Jilin Province | China Travel Guide
Jilin (Mandarin: 吉林，Jílín | Korean: 길림，gillim) is the province in China with the most ethnic Koreans. This is due to its proximity to and along the border with North Korea.
It was also a hotbed of activity for Chinese, Korean and Russian guerilla fighters opposing the Japanese occupation of the province and its surrounding regions.
Jilin province and the cities contained within it are the most representative sites of Korean influence inside Chinese borders.
Many signs in this region are presented in both Chinese and Korean to accommodate for the bilingualism and ethnic heritage of this large portion of its population.
Jilin sits along the borders with North Korea and Russia. In fact, it is the Chinese province with the longest shared border with North Korea.
Jilin’s history is heavily intertwined with that of Korea.
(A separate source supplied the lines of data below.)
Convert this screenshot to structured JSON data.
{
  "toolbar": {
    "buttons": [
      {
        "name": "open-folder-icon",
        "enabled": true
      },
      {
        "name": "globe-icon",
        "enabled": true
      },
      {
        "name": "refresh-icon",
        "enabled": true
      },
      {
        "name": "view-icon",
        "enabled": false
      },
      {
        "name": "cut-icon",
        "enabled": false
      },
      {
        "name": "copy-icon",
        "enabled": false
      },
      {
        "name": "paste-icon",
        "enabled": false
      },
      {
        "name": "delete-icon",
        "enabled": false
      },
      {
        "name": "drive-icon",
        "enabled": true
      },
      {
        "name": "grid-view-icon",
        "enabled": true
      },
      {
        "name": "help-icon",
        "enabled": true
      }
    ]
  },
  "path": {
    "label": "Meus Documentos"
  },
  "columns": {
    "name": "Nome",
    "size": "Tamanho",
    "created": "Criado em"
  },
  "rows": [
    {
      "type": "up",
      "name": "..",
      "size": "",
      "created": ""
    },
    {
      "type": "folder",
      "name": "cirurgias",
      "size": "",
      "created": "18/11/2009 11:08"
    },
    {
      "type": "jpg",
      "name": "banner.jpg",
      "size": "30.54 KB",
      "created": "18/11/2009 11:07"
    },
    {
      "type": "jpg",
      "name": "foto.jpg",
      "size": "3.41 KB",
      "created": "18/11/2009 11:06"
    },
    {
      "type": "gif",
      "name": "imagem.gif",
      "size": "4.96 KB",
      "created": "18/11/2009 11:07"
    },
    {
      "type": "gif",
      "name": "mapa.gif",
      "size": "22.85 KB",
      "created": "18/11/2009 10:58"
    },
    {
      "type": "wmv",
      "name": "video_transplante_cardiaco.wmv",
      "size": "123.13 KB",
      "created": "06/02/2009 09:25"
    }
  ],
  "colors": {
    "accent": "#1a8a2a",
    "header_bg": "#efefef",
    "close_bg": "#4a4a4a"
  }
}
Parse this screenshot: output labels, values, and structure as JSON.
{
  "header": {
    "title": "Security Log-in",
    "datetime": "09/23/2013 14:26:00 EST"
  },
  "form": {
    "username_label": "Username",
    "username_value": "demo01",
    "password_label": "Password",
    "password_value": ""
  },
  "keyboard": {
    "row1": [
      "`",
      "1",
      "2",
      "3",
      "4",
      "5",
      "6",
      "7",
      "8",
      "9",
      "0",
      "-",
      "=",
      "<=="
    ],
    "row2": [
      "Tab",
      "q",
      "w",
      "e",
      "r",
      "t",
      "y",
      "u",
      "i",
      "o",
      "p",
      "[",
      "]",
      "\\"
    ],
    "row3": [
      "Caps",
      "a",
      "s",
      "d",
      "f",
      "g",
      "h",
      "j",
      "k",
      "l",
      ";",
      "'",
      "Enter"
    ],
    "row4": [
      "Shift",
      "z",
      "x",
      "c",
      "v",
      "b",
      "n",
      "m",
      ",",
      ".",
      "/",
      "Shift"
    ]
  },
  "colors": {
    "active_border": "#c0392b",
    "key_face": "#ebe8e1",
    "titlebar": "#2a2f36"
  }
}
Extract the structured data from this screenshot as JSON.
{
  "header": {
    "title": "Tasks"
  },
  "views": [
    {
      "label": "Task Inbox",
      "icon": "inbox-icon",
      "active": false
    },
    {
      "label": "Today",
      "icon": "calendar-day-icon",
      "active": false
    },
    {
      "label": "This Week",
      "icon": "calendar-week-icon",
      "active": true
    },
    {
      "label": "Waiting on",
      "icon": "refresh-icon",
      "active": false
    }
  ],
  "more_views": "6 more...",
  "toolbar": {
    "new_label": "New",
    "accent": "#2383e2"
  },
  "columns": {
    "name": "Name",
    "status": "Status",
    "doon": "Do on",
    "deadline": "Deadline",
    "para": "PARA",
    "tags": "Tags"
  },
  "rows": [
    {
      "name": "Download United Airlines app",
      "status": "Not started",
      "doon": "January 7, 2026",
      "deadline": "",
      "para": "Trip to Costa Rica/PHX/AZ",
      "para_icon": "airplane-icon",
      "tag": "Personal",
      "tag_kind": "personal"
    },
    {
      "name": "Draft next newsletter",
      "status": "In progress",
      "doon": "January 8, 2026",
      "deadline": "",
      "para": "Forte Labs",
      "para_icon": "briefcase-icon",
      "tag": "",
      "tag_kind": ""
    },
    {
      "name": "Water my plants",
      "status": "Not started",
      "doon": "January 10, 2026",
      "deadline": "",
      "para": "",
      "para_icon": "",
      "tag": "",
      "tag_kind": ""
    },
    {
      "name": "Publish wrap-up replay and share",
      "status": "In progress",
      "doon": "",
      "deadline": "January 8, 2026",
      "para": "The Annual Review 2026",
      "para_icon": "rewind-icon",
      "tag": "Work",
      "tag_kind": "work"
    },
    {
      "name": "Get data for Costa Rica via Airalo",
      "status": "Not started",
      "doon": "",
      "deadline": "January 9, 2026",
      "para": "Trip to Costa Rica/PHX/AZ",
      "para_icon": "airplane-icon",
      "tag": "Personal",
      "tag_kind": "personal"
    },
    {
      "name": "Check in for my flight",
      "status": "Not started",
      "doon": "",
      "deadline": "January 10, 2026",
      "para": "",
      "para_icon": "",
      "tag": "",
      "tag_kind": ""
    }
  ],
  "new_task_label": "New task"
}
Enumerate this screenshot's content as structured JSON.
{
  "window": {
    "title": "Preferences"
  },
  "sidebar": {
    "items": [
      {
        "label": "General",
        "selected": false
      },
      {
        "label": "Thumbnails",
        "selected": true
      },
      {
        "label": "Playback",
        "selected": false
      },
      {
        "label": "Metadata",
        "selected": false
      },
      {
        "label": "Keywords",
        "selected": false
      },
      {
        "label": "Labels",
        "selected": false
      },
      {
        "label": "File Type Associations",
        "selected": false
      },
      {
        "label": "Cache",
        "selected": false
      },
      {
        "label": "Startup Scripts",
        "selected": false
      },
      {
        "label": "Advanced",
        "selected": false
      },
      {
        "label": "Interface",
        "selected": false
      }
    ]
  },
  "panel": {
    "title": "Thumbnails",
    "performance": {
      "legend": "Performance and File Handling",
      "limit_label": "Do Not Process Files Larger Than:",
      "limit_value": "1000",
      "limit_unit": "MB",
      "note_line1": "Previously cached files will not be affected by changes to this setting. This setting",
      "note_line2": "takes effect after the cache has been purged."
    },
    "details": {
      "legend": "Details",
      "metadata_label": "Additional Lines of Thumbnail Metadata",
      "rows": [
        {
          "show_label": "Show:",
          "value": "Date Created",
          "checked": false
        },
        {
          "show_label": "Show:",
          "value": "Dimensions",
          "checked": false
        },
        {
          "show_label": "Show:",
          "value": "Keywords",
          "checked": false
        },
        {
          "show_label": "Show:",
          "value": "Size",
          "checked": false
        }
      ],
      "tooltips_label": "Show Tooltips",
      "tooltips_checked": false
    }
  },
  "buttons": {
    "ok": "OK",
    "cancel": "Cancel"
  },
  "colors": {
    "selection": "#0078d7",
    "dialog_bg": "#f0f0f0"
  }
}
Parts of the region have fallen under the control of three different Korean kingdoms – Buyeo, Koguryo and Palhae – as well as a slew of nomadic, tribal, Chinese and even foreign powers.
Jilin was part of the Manchurian region that saw Russian and Japanese power struggle for influence in China’s northeast, resulting in the full occupation of Manchuria by Japanese imperial forces.
From then on, the region became known as Manchukuo, a puppet state of Japan. This occupation ended with the Japanese surrender in WWII when control was given back to China.
Since then, Jilin has become a hub of heavy industry (like much of the northeast) and a centre for trade and economic development with its neighbouring countries, Russia and North Korea.